Некоторые из дворян уже сидели. Это из тех робких, обросших и мохнатых медведей, которые выползли из своих берлог и теперь не знали, куда девать свои руки и ноги.
— Да идите, — крикнет такому какой-нибудь член его партии.
— Нет, — махнет безнадежно рукой такой медведь, — я уж тут…
И эта толпа, и мундир с воротником, который, как клещ, жмет, и этот скользкий паркет: вот, бог даст, доберется опять до своих лесных трущоб и зашагает снова через пни и валежник: там не упадешь, там есть за что ухватиться. И если бы не нужда, если бы не предстоящие назначения в земские начальники, не поехал бы он и на выборы, ни с визитами к губернатору, к губернскому предводителю, мало думал бы и о том, кого там выберут в предводители. А теперь со всем этим приходилось считаться — и очень, и сидевшие на боковых скамьях старцы удовлетворенно говорили, что по оживлению собрание это напоминает им давно уже забытые времена.
— Господа, пора ехать за губернатором.
На мгновение все стихло, и опять по комнатам понесся гул голосов.
Николай Иванович, возбужденный, помолодевший, изящный и легкий, весело здоровается со мной и подмигивает на Чеботаева.
— Волнуется… привыкнет…
Чеботаев, бледный, вытянутый, молча, обводя помертвелыми глазами залы, ходит с своим плотным, угрюмым приятелем Нащокиным.
Нащокин с специальным образованием, прекрасный хозяин, с густой шевелюрой, с которой так и сыплется перхоть, белым налетом усыпавшая уже плечи его потемневшего мундира.
— Пойдем: сообщу вам интересную новость.
И Николай Иванович берет меня под руку, и мы подходим к Чеботаеву.
Он сообщает, что дела Проскурина неожиданно оказались очень неважными. Уверенный в своем уездном кресле, Проскурин весь сосредоточился на борьбе за губернское и выписал мелкопоместных в ограниченном количестве.
Николай Иванович снисходительно улыбается и поясняет:
— Расход меньше: каждый такой рублей сто стоит… А тут вдруг, ввиду новых времен, нахлынуло столько врагов, что, пожалуй, в уездные проскочит Корин.

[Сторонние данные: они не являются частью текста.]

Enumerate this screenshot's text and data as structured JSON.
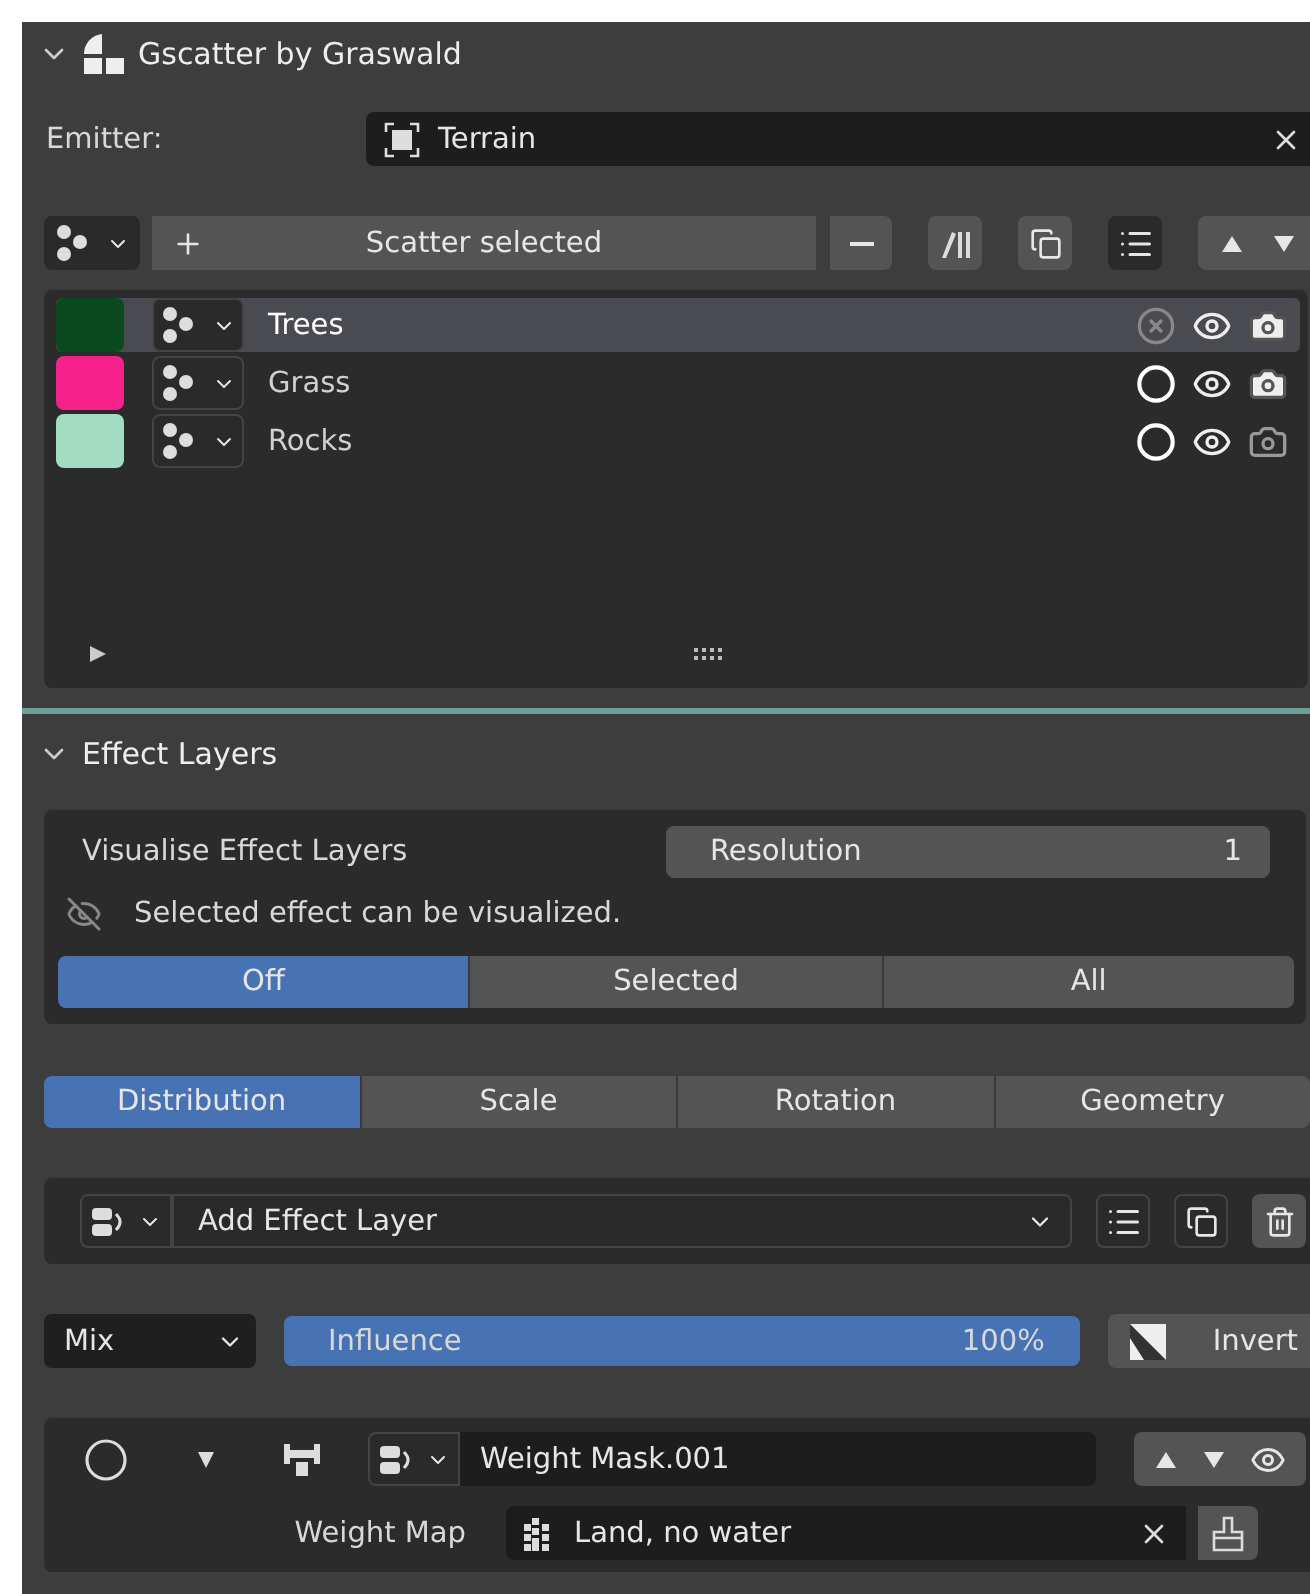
{
  "panel": {
    "title": "Gscatter by Graswald",
    "expanded": true
  },
  "emitter": {
    "label": "Emitter:",
    "value": "Terrain"
  },
  "scatter_toolbar": {
    "button": "Scatter selected"
  },
  "scatter_list": [
    {
      "name": "Trees",
      "color": "#0b4a1f",
      "selected": true,
      "selectable": false,
      "visible": true,
      "render": true
    },
    {
      "name": "Grass",
      "color": "#f5218a",
      "selected": false,
      "selectable": true,
      "visible": true,
      "render": true
    },
    {
      "name": "Rocks",
      "color": "#a2dcc2",
      "selected": false,
      "selectable": true,
      "visible": true,
      "render": false
    }
  ],
  "effect_layers": {
    "title": "Effect Layers",
    "expanded": true,
    "visualise_label": "Visualise Effect Layers",
    "resolution": {
      "label": "Resolution",
      "value": "1"
    },
    "hint": "Selected effect can be visualized.",
    "modes": [
      {
        "label": "Off",
        "selected": true
      },
      {
        "label": "Selected",
        "selected": false
      },
      {
        "label": "All",
        "selected": false
      }
    ]
  },
  "tabs": [
    {
      "label": "Distribution",
      "selected": true
    },
    {
      "label": "Scale",
      "selected": false
    },
    {
      "label": "Rotation",
      "selected": false
    },
    {
      "label": "Geometry",
      "selected": false
    }
  ],
  "add_layer": {
    "label": "Add Effect Layer"
  },
  "blend": {
    "value": "Mix"
  },
  "influence": {
    "label": "Influence",
    "reading": "100%",
    "level": 1
  },
  "invert": {
    "label": "Invert"
  },
  "layer": {
    "name": "Weight Mask.001",
    "enabled": false,
    "weight_map_label": "Weight Map",
    "weight_map_value": "Land, no water"
  }
}
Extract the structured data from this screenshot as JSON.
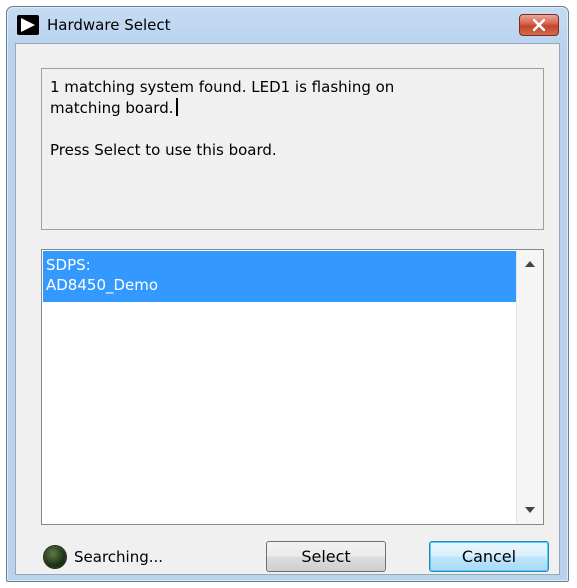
{
  "window": {
    "title": "Hardware Select"
  },
  "message": {
    "line1": "1 matching system found. LED1 is flashing on",
    "line2": "matching board.",
    "line3": "Press Select to use this board."
  },
  "device_list": {
    "items": [
      {
        "line1": "SDPS:",
        "line2": "AD8450_Demo",
        "selected": true
      }
    ]
  },
  "status": {
    "indicator_color": "#2a3f1f",
    "text": "Searching..."
  },
  "buttons": {
    "select_label": "Select",
    "cancel_label": "Cancel"
  },
  "colors": {
    "selection": "#3399ff",
    "close_button": "#c9482f"
  },
  "icons": {
    "app": "play-arrow-icon",
    "close": "close-icon",
    "scroll_up": "chevron-up-icon",
    "scroll_down": "chevron-down-icon"
  }
}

— Ну, тоже находка, — фыркает Чеботаев.
— Да, положим, так: и бездарный и злобный какой-то…
— Бестактный, — говорит кто-то.
— И все-таки, как переход к очередным делам, лучше Проскурина…

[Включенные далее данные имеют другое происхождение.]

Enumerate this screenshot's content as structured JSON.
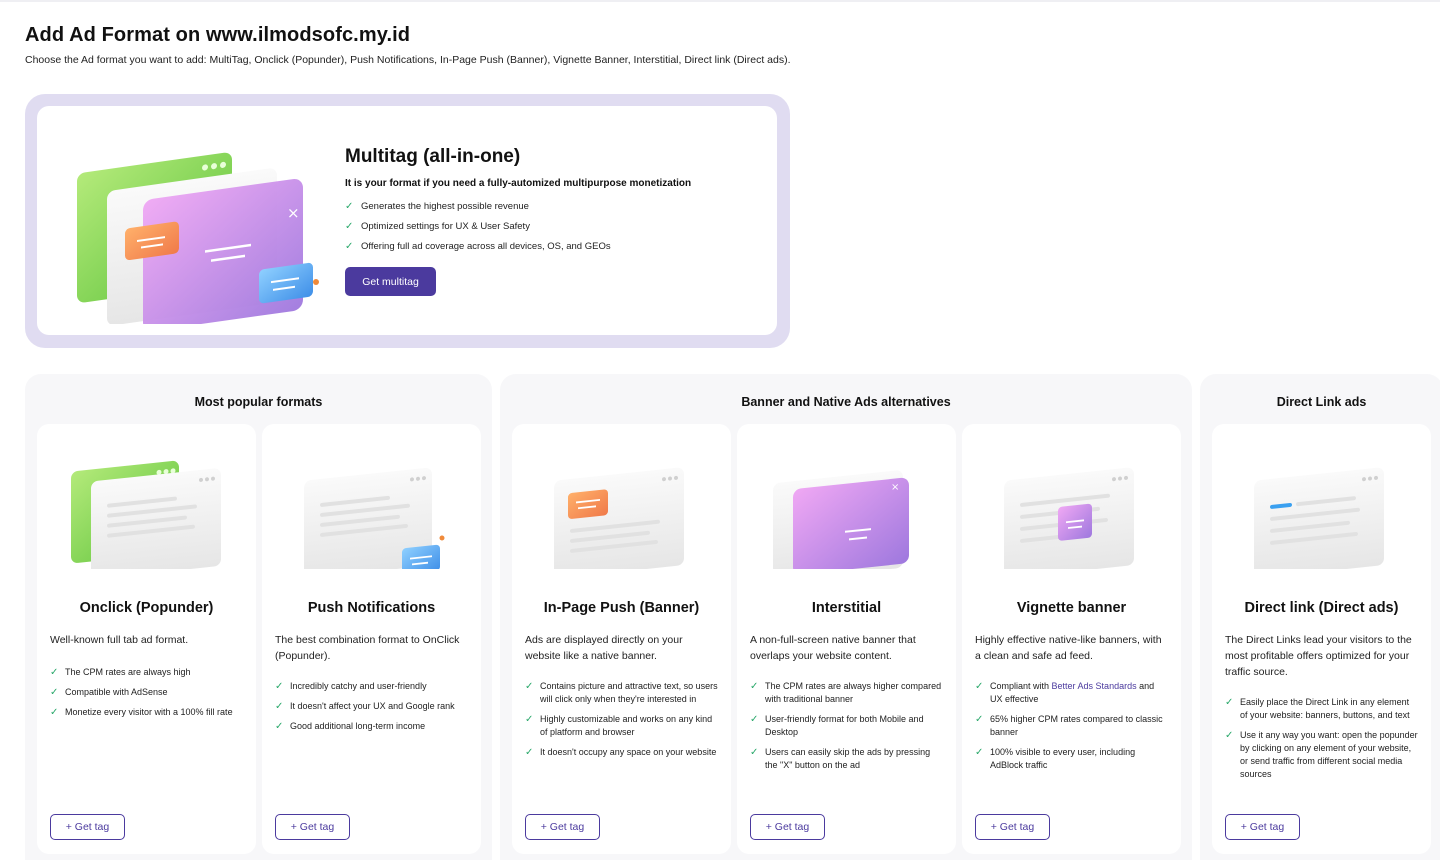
{
  "header": {
    "title": "Add Ad Format on www.ilmodsofc.my.id",
    "subtitle": "Choose the Ad format you want to add: MultiTag, Onclick (Popunder), Push Notifications, In-Page Push (Banner), Vignette Banner, Interstitial, Direct link (Direct ads)."
  },
  "multitag": {
    "title": "Multitag (all-in-one)",
    "subtitle": "It is your format if you need a fully-automized multipurpose monetization",
    "features": [
      "Generates the highest possible revenue",
      "Optimized settings for UX & User Safety",
      "Offering full ad coverage across all devices, OS, and GEOs"
    ],
    "button_label": "Get multitag"
  },
  "groups": {
    "popular": {
      "title": "Most popular formats"
    },
    "banner": {
      "title": "Banner and Native Ads alternatives"
    },
    "direct": {
      "title": "Direct Link ads"
    }
  },
  "check_glyph": "✓",
  "get_tag_label": "+ Get tag",
  "formats": {
    "onclick": {
      "title": "Onclick (Popunder)",
      "desc": "Well-known full tab ad format.",
      "features": [
        "The CPM rates are always high",
        "Compatible with AdSense",
        "Monetize every visitor with a 100% fill rate"
      ]
    },
    "push": {
      "title": "Push Notifications",
      "desc": "The best combination format to OnClick (Popunder).",
      "features": [
        "Incredibly catchy and user-friendly",
        "It doesn't affect your UX and Google rank",
        "Good additional long-term income"
      ]
    },
    "inpage": {
      "title": "In-Page Push (Banner)",
      "desc": "Ads are displayed directly on your website like a native banner.",
      "features": [
        "Contains picture and attractive text, so users will click only when they're interested in",
        "Highly customizable and works on any kind of platform and browser",
        "It doesn't occupy any space on your website"
      ]
    },
    "interstitial": {
      "title": "Interstitial",
      "desc": "A non-full-screen native banner that overlaps your website content.",
      "features": [
        "The CPM rates are always higher compared with traditional banner",
        "User-friendly format for both Mobile and Desktop",
        "Users can easily skip the ads by pressing the \"X\" button on the ad"
      ]
    },
    "vignette": {
      "title": "Vignette banner",
      "desc": "Highly effective native-like banners, with a clean and safe ad feed.",
      "feature1_prefix": "Compliant with ",
      "feature1_link": "Better Ads Standards",
      "feature1_suffix": " and UX effective",
      "features": [
        "65% higher CPM rates compared to classic banner",
        "100% visible to every user, including AdBlock traffic"
      ]
    },
    "direct": {
      "title": "Direct link (Direct ads)",
      "desc": "The Direct Links lead your visitors to the most profitable offers optimized for your traffic source.",
      "features": [
        "Easily place the Direct Link in any element of your website: banners, buttons, and text",
        "Use it any way you want: open the popunder by clicking on any element of your website, or send traffic from different social media sources"
      ]
    }
  },
  "colors": {
    "accent": "#4b3a9e",
    "check": "#2aa86b",
    "hero_frame": "#e0dcf1",
    "group_bg": "#f7f7f9"
  }
}
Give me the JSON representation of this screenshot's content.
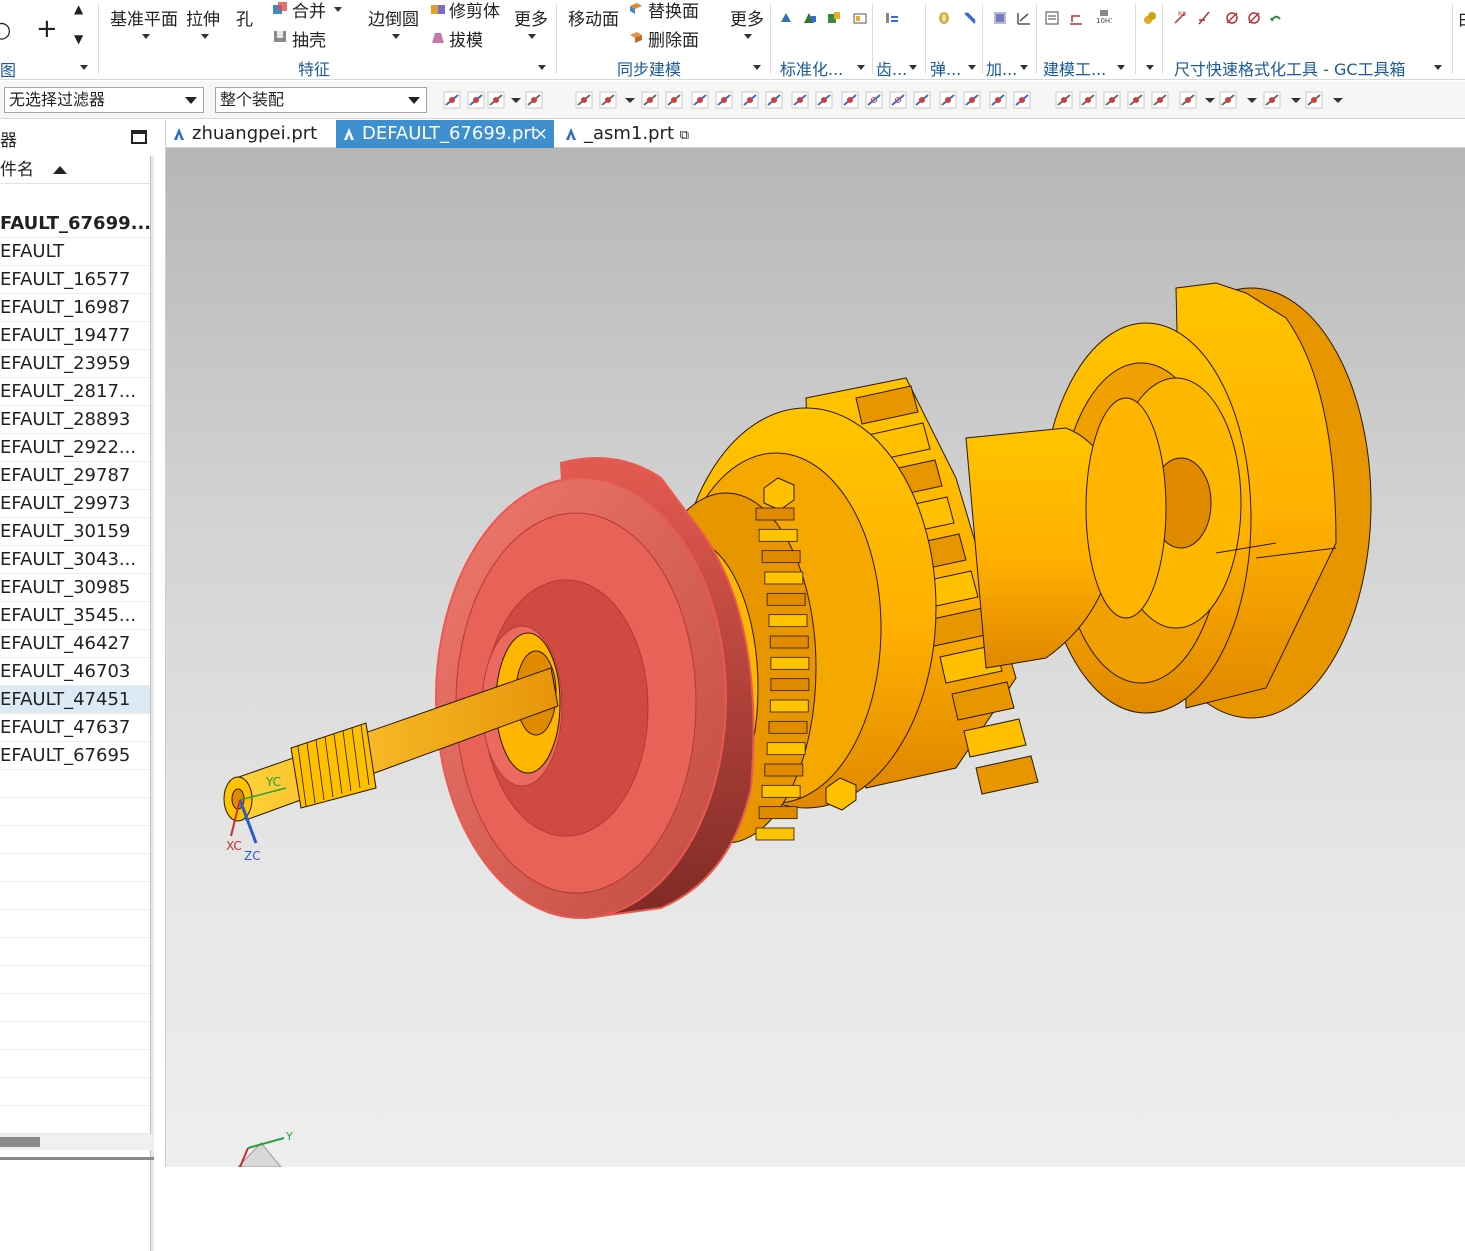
{
  "ribbon": {
    "items": {
      "datum_plane": "基准平面",
      "extrude": "拉伸",
      "hole": "孔",
      "unite": "合并",
      "shell": "抽壳",
      "edge_blend": "边倒圆",
      "trim_body": "修剪体",
      "draft": "拔模",
      "more1": "更多",
      "move_face": "移动面",
      "replace_face": "替换面",
      "delete_face": "删除面",
      "more2": "更多"
    },
    "left_partial": "图",
    "right_partial": "由",
    "groups": {
      "feature": "特征",
      "sync_modeling": "同步建模",
      "standardize": "标准化...",
      "gear": "齿...",
      "spring": "弹...",
      "machining": "加...",
      "modeling_tools": "建模工...",
      "dim_tool": "尺寸快速格式化工具 - GC工具箱"
    }
  },
  "selection_bar": {
    "filter": "无选择过滤器",
    "scope": "整个装配"
  },
  "navigator": {
    "title": "器",
    "column_header": "件名",
    "rows": [
      {
        "label": "FAULT_67699...",
        "root": true
      },
      {
        "label": "EFAULT"
      },
      {
        "label": "EFAULT_16577"
      },
      {
        "label": "EFAULT_16987"
      },
      {
        "label": "EFAULT_19477"
      },
      {
        "label": "EFAULT_23959"
      },
      {
        "label": "EFAULT_2817..."
      },
      {
        "label": "EFAULT_28893"
      },
      {
        "label": "EFAULT_2922..."
      },
      {
        "label": "EFAULT_29787"
      },
      {
        "label": "EFAULT_29973"
      },
      {
        "label": "EFAULT_30159"
      },
      {
        "label": "EFAULT_3043..."
      },
      {
        "label": "EFAULT_30985"
      },
      {
        "label": "EFAULT_3545..."
      },
      {
        "label": "EFAULT_46427"
      },
      {
        "label": "EFAULT_46703"
      },
      {
        "label": "EFAULT_47451",
        "selected": true
      },
      {
        "label": "EFAULT_47637"
      },
      {
        "label": "EFAULT_67695"
      },
      {
        "label": ""
      },
      {
        "label": ""
      },
      {
        "label": ""
      },
      {
        "label": ""
      },
      {
        "label": ""
      },
      {
        "label": ""
      },
      {
        "label": ""
      },
      {
        "label": ""
      },
      {
        "label": ""
      },
      {
        "label": ""
      },
      {
        "label": ""
      },
      {
        "label": ""
      },
      {
        "label": ""
      }
    ]
  },
  "tabs": [
    {
      "label": "zhuangpei.prt",
      "active": false
    },
    {
      "label": "DEFAULT_67699.prt",
      "active": true,
      "close": "×"
    },
    {
      "label": "_asm1.prt",
      "active": false,
      "marker": "⧉"
    }
  ],
  "viewport": {
    "wcs": {
      "x": "XC",
      "y": "YC",
      "z": "ZC"
    },
    "triad": {
      "y": "Y"
    },
    "colors": {
      "part": "#FFB800",
      "part_dark": "#E08A00",
      "selected": "#E05A50",
      "selected_dark": "#8E302A"
    }
  }
}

И Николай Иванович, потирая руки, тихо смеется. Он тихо, ласково говорит:
— Я бы советовал оказать ему поддержку и приобрести таким образом союзника.
— Это конечно, — соглашаемся мы.
— Еще в одном уезде заминка: Васильев запутался так, что ему уже не до предводительства, и, в сущности, ни на ком там еще не остановились. Я бы советовал посадить к ним одного молодого, Бориса Петровича Старкова.
— Да ведь он умрет через год: у него чахотка, — сказал кто-то.
— Ну, не так скоро, — добродушно ответил Николай Иванович, — а человек он порядочный и, как на новом, на нем все помирятся.
Я знал Старкова.
Он только что кончил университет, но выпускного экзамена не держал, потому что заболел легкими, а так как чахотка была в роду у него, то мать настояла, чтобы он бросил экзамены и ехал в Крым.
Из Крыма он приехал на родину, не думая больше об университете.
— К чему? — говорил он. — Проскриплю три-четыре года и отправлюсь к праотцам. Гораздо интереснее успеть что-нибудь сделать интересное, полезное в это время.
Единственный сын богатой помещицы, мечтательный, хрупкий, с каким-то безнадежным взглядом он думал не о себе. Он хотел издавать газету.
— Столько интересных общественных вопросов… Ведь у нас застой, полное незнание самих себя, своих сил… Мировые вопросы там решаем, знаем, что делается на конце света, а что делается у себя под носом, в своем уезде, не знаем, и знать не хотим, и не интересуемся.
В самый разгар выборной горячки Старков приезжал и допытывал меня:
— Как вы думаете, пойдет мое дело?
Я слушал его, отвечал и думал, что как не вовремя он всегда умудрится попасть в гости, — как раз тогда, когда или назначено собрание нашей партии, или что-нибудь другое в это время надо делать.
А Старков, больной, ненадежный физически, все гудел своим гортанным баритоном:
— Я так рад, что случай свел нас: вы сразу вызвали во мне всю мою симпатию…
Этого самого Старкова и предлагал теперь Николай Иванович.
Нащокин, все время молча слушавший, вдруг сказал решительно:
— Так что ж, — так и надо сделать.
— Вы думаете уговорить Старкова? — спросил Николай Иванович.
Нащокин подумал еще и еще решительнее сказал:
— Да, я думаю.
Согласились и все окружавшие нас.
— Ну, что ж, пойдем, значит, уговаривать его? — улыбнулся мне Николай Иванович и ласково потянул за собой.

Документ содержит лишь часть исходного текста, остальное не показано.